Will Israel grant immigrant status to a former Israeli BDS activist?

Israeli-born Swedish artist Dror Feiler, a noted BDS activist, wishes to regain his Israeli citizenship after renouncing it in the 1970s.

By
October 28, 2018 22:36
1 minute read.
Manifestants pro-BDS à Berlin

BDS activists in Berlin. (photo credit: REUTERS)

Israeli-born artist and jazz musician Dror Feiler contacted the Israeli embassy in Stockholm and requested that his Israeli citizenship be reinstated, Channel 10 reported Sunday evening.

Feiler claimed that he only renounced his Israeli citizenship in the 1970s because Swedish law did not allow dual citizenship at the time. The law had since been changed.

He added that he is interested in becoming an Israeli again because he would like to visit his 95-year old elderly mother, whom he has not seen in person since 2009.

Feiler claimed he was not allowed into Israel when he attempted to visit using his Swedish passport.   

The embassy workers, fully aware that Feiler is a leading BDS activist who was involved in Gaza Flotilla efforts in 2010 and 2011, passed the information to Jerusalem and are waiting a decision. 

In 2004, Feiler created an art installation titled Snow White and The Madness of Truth which featured the Maxim restaurant suicide bombing in 2003 that killed 21 Israelis and injured 51.

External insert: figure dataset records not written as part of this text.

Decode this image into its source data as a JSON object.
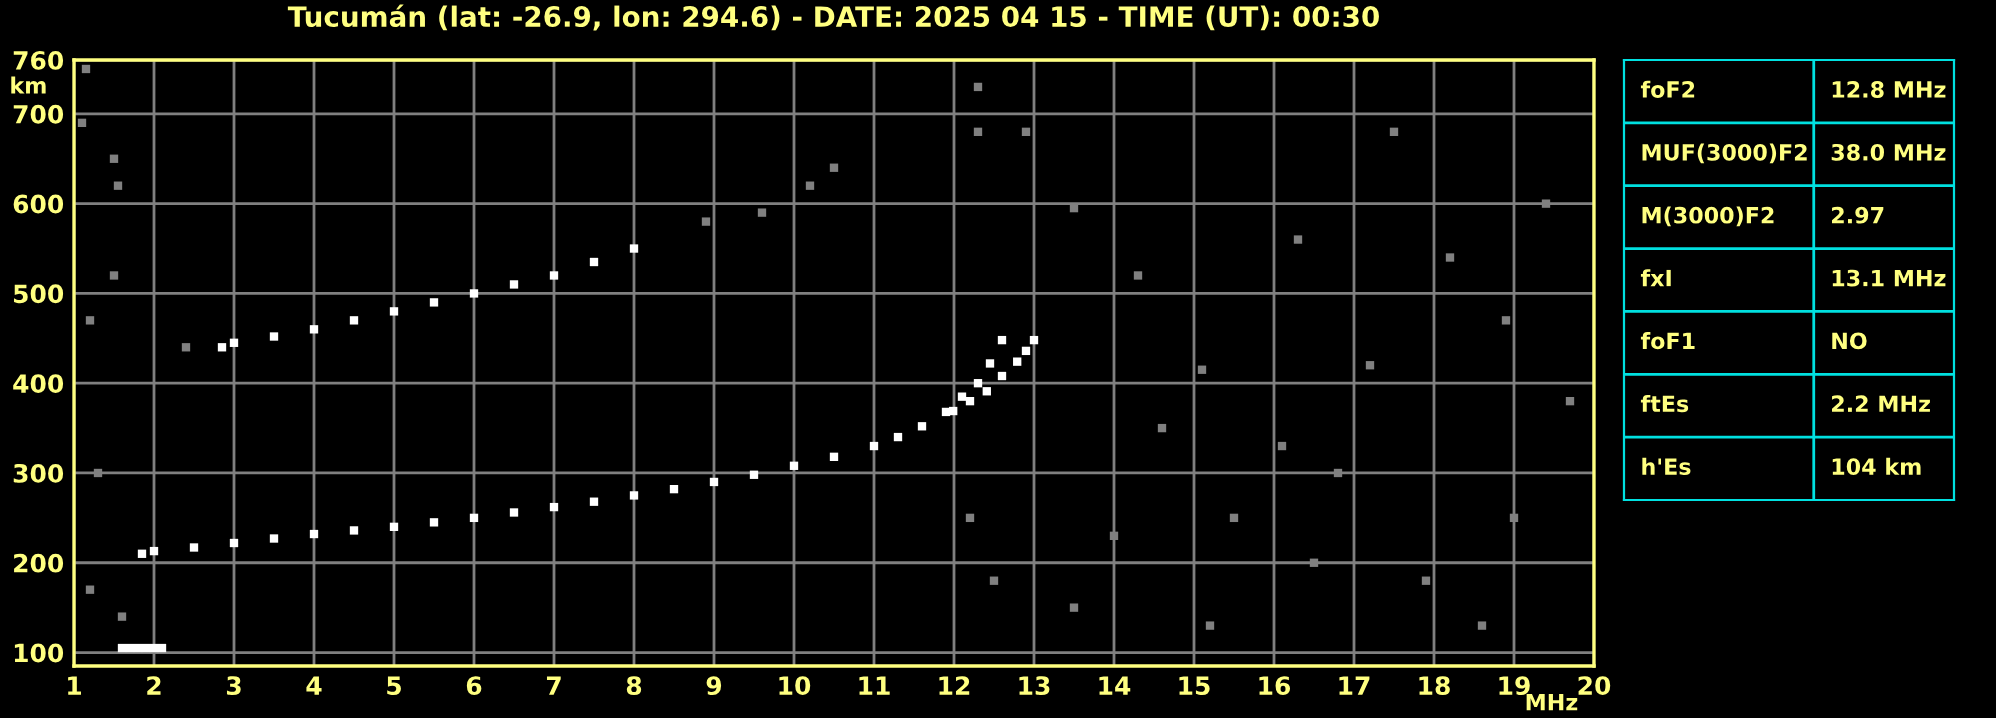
{
  "chart_data": [
    {
      "type": "scatter",
      "title": "Tucumán (lat: -26.9, lon: 294.6) - DATE: 2025 04 15 - TIME (UT): 00:30",
      "xlabel": "MHz",
      "ylabel": "km",
      "xlim": [
        1,
        20
      ],
      "ylim": [
        85,
        760
      ],
      "xticks": [
        1,
        2,
        3,
        4,
        5,
        6,
        7,
        8,
        9,
        10,
        11,
        12,
        13,
        14,
        15,
        16,
        17,
        18,
        19,
        20
      ],
      "yticks": [
        100,
        200,
        300,
        400,
        500,
        600,
        700,
        760
      ],
      "grid": true,
      "marker": "square",
      "series": [
        {
          "color": "#ffffff",
          "x": [
            1.85,
            2.0,
            2.5,
            3.0,
            3.5,
            4.0,
            4.5,
            5.0,
            5.5,
            6.0,
            6.5,
            7.0,
            7.5,
            8.0,
            8.5,
            9.0,
            9.5,
            10.0,
            10.5,
            11.0,
            11.3,
            11.6,
            11.9,
            12.1,
            12.3,
            12.45,
            12.6
          ],
          "values": [
            210,
            213,
            217,
            222,
            227,
            232,
            236,
            240,
            245,
            250,
            256,
            262,
            268,
            275,
            282,
            290,
            298,
            308,
            318,
            330,
            340,
            352,
            368,
            385,
            400,
            422,
            448
          ]
        },
        {
          "color": "#ffffff",
          "x": [
            11.99,
            12.2,
            12.41,
            12.6,
            12.79,
            12.9,
            13.0
          ],
          "values": [
            369,
            380,
            391,
            408,
            424,
            436,
            448
          ]
        },
        {
          "color": "#ffffff",
          "x": [
            2.85,
            3.0,
            3.5,
            4.0,
            4.5,
            5.0,
            5.5,
            6.0,
            6.5,
            7.0,
            7.5,
            8.0
          ],
          "values": [
            440,
            445,
            452,
            460,
            470,
            480,
            490,
            500,
            510,
            520,
            535,
            550
          ]
        },
        {
          "color": "#ffffff",
          "x": [
            1.6,
            1.7,
            1.8,
            1.9,
            2.0,
            2.1
          ],
          "values": [
            105,
            105,
            105,
            105,
            105,
            105
          ]
        },
        {
          "color": "#808080",
          "x": [
            1.15,
            1.1,
            1.5,
            1.55,
            1.5,
            1.2,
            2.4,
            8.9,
            9.6,
            10.2,
            10.5,
            12.3,
            12.3,
            12.9,
            13.5,
            14.3,
            15.1,
            16.3,
            17.5,
            18.2,
            19.4,
            14.6,
            15.5,
            16.8,
            17.9,
            18.6,
            13.5,
            15.2,
            19.0,
            14.0,
            16.1,
            17.2,
            18.9,
            1.3,
            1.2,
            1.6,
            12.2,
            12.5,
            19.7,
            16.5
          ],
          "values": [
            750,
            690,
            650,
            620,
            520,
            470,
            440,
            580,
            590,
            620,
            640,
            730,
            680,
            680,
            595,
            520,
            415,
            560,
            680,
            540,
            600,
            350,
            250,
            300,
            180,
            130,
            150,
            130,
            250,
            230,
            330,
            420,
            470,
            300,
            170,
            140,
            250,
            180,
            380,
            200
          ]
        }
      ]
    },
    {
      "type": "other",
      "annotations": [
        "foF2",
        "12.8 MHz",
        "MUF(3000)F2",
        "38.0 MHz",
        "M(3000)F2",
        "2.97",
        "fxI",
        "13.1 MHz",
        "foF1",
        "NO",
        "ftEs",
        "2.2 MHz",
        "h'Es",
        "104 km"
      ]
    }
  ]
}
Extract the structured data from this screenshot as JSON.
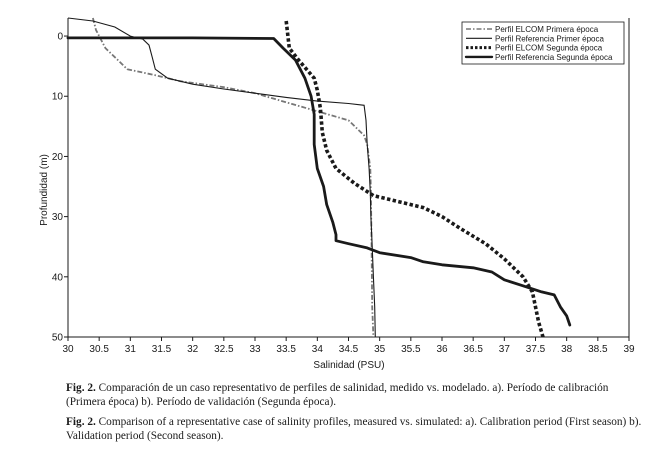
{
  "chart_data": {
    "type": "line",
    "xlabel": "Salinidad (PSU)",
    "ylabel": "Profundidad (m)",
    "xlim": [
      30,
      39
    ],
    "ylim": [
      -3,
      50
    ],
    "y_inverted": true,
    "x_ticks": [
      "30",
      "30.5",
      "31",
      "31.5",
      "32",
      "32.5",
      "33",
      "33.5",
      "34",
      "34.5",
      "35",
      "35.5",
      "36",
      "36.5",
      "37",
      "37.5",
      "38",
      "38.5",
      "39"
    ],
    "y_ticks": [
      "0",
      "10",
      "20",
      "30",
      "40",
      "50"
    ],
    "legend_position": "top-right",
    "series": [
      {
        "name": "Perfil ELCOM Primera época",
        "style": "dash-dot",
        "color": "#777777",
        "points": [
          [
            30.4,
            -3
          ],
          [
            30.45,
            -1
          ],
          [
            30.6,
            2
          ],
          [
            30.8,
            4
          ],
          [
            30.95,
            5.5
          ],
          [
            31.4,
            6.5
          ],
          [
            31.8,
            7.5
          ],
          [
            32.5,
            8.5
          ],
          [
            33.0,
            9.5
          ],
          [
            33.5,
            11
          ],
          [
            34.0,
            12.5
          ],
          [
            34.5,
            14
          ],
          [
            34.65,
            15.5
          ],
          [
            34.75,
            16.5
          ],
          [
            34.8,
            18
          ],
          [
            34.85,
            22
          ],
          [
            34.86,
            26
          ],
          [
            34.87,
            35
          ],
          [
            34.88,
            45
          ],
          [
            34.9,
            50
          ]
        ]
      },
      {
        "name": "Perfil Referencia Primer época",
        "style": "solid",
        "color": "#1a1a1a",
        "points": [
          [
            30.0,
            -3
          ],
          [
            30.4,
            -2.5
          ],
          [
            30.75,
            -1.5
          ],
          [
            31.0,
            0
          ],
          [
            31.2,
            0.5
          ],
          [
            31.3,
            1.5
          ],
          [
            31.35,
            3.5
          ],
          [
            31.4,
            5.5
          ],
          [
            31.6,
            7
          ],
          [
            32.0,
            8
          ],
          [
            32.5,
            8.8
          ],
          [
            33.0,
            9.5
          ],
          [
            33.5,
            10.2
          ],
          [
            34.0,
            10.8
          ],
          [
            34.5,
            11.2
          ],
          [
            34.75,
            11.5
          ],
          [
            34.78,
            14
          ],
          [
            34.8,
            18
          ],
          [
            34.83,
            22
          ],
          [
            34.85,
            26
          ],
          [
            34.86,
            30
          ],
          [
            34.88,
            35
          ],
          [
            34.9,
            40
          ],
          [
            34.92,
            45
          ],
          [
            34.93,
            50
          ]
        ]
      },
      {
        "name": "Perfil ELCOM Segunda época",
        "style": "dotted",
        "color": "#1a1a1a",
        "points": [
          [
            33.5,
            -2.5
          ],
          [
            33.55,
            2
          ],
          [
            33.7,
            4
          ],
          [
            33.95,
            7
          ],
          [
            34.0,
            9
          ],
          [
            34.05,
            12
          ],
          [
            34.08,
            16
          ],
          [
            34.15,
            19
          ],
          [
            34.3,
            22
          ],
          [
            34.6,
            24.5
          ],
          [
            34.9,
            26.5
          ],
          [
            35.3,
            27.5
          ],
          [
            35.7,
            28.5
          ],
          [
            36.0,
            30
          ],
          [
            36.3,
            32
          ],
          [
            36.7,
            34.5
          ],
          [
            37.0,
            37
          ],
          [
            37.3,
            40
          ],
          [
            37.45,
            42.5
          ],
          [
            37.5,
            45
          ],
          [
            37.55,
            47.5
          ],
          [
            37.62,
            50
          ]
        ]
      },
      {
        "name": "Perfil Referencia Segunda época",
        "style": "thick",
        "color": "#1a1a1a",
        "points": [
          [
            30.0,
            0.3
          ],
          [
            31.0,
            0.3
          ],
          [
            32.0,
            0.3
          ],
          [
            33.3,
            0.4
          ],
          [
            33.45,
            2
          ],
          [
            33.65,
            4
          ],
          [
            33.8,
            7
          ],
          [
            33.9,
            10
          ],
          [
            33.95,
            13
          ],
          [
            33.95,
            18
          ],
          [
            34.0,
            22
          ],
          [
            34.1,
            25
          ],
          [
            34.15,
            28
          ],
          [
            34.25,
            31
          ],
          [
            34.3,
            33
          ],
          [
            34.3,
            34
          ],
          [
            34.5,
            34.5
          ],
          [
            34.8,
            35.2
          ],
          [
            35.0,
            36
          ],
          [
            35.5,
            36.8
          ],
          [
            35.7,
            37.5
          ],
          [
            36.0,
            38
          ],
          [
            36.5,
            38.5
          ],
          [
            36.8,
            39.2
          ],
          [
            37.0,
            40.5
          ],
          [
            37.3,
            41.5
          ],
          [
            37.6,
            42.5
          ],
          [
            37.8,
            43
          ],
          [
            37.9,
            45
          ],
          [
            38.0,
            46.5
          ],
          [
            38.05,
            48
          ]
        ]
      }
    ]
  },
  "captions": {
    "es_label": "Fig. 2.",
    "es_text": " Comparación de un caso representativo de perfiles de salinidad, medido vs. modelado. a). Período de calibración (Primera época) b). Período de validación (Segunda época).",
    "en_label": "Fig. 2.",
    "en_text": " Comparison of a representative case of salinity profiles, measured vs. simulated: a). Calibration period (First season) b). Validation period (Second season)."
  }
}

The work was damaged by Zvi Mazel, the Israeli ambassador in Sweden at the time, who told Feiler that his installation "is not a work of art. This is an expression of hatred for the Israeli people."

In theory, every Jewish person can receive Israeli citizenship under the Law of Return, but the state of Israel can refuse to grant citizenship in some cases. In the 1970s, Jewish-American mobster Meyer Lansky attempted to make aliyah but was denied entry into Israel.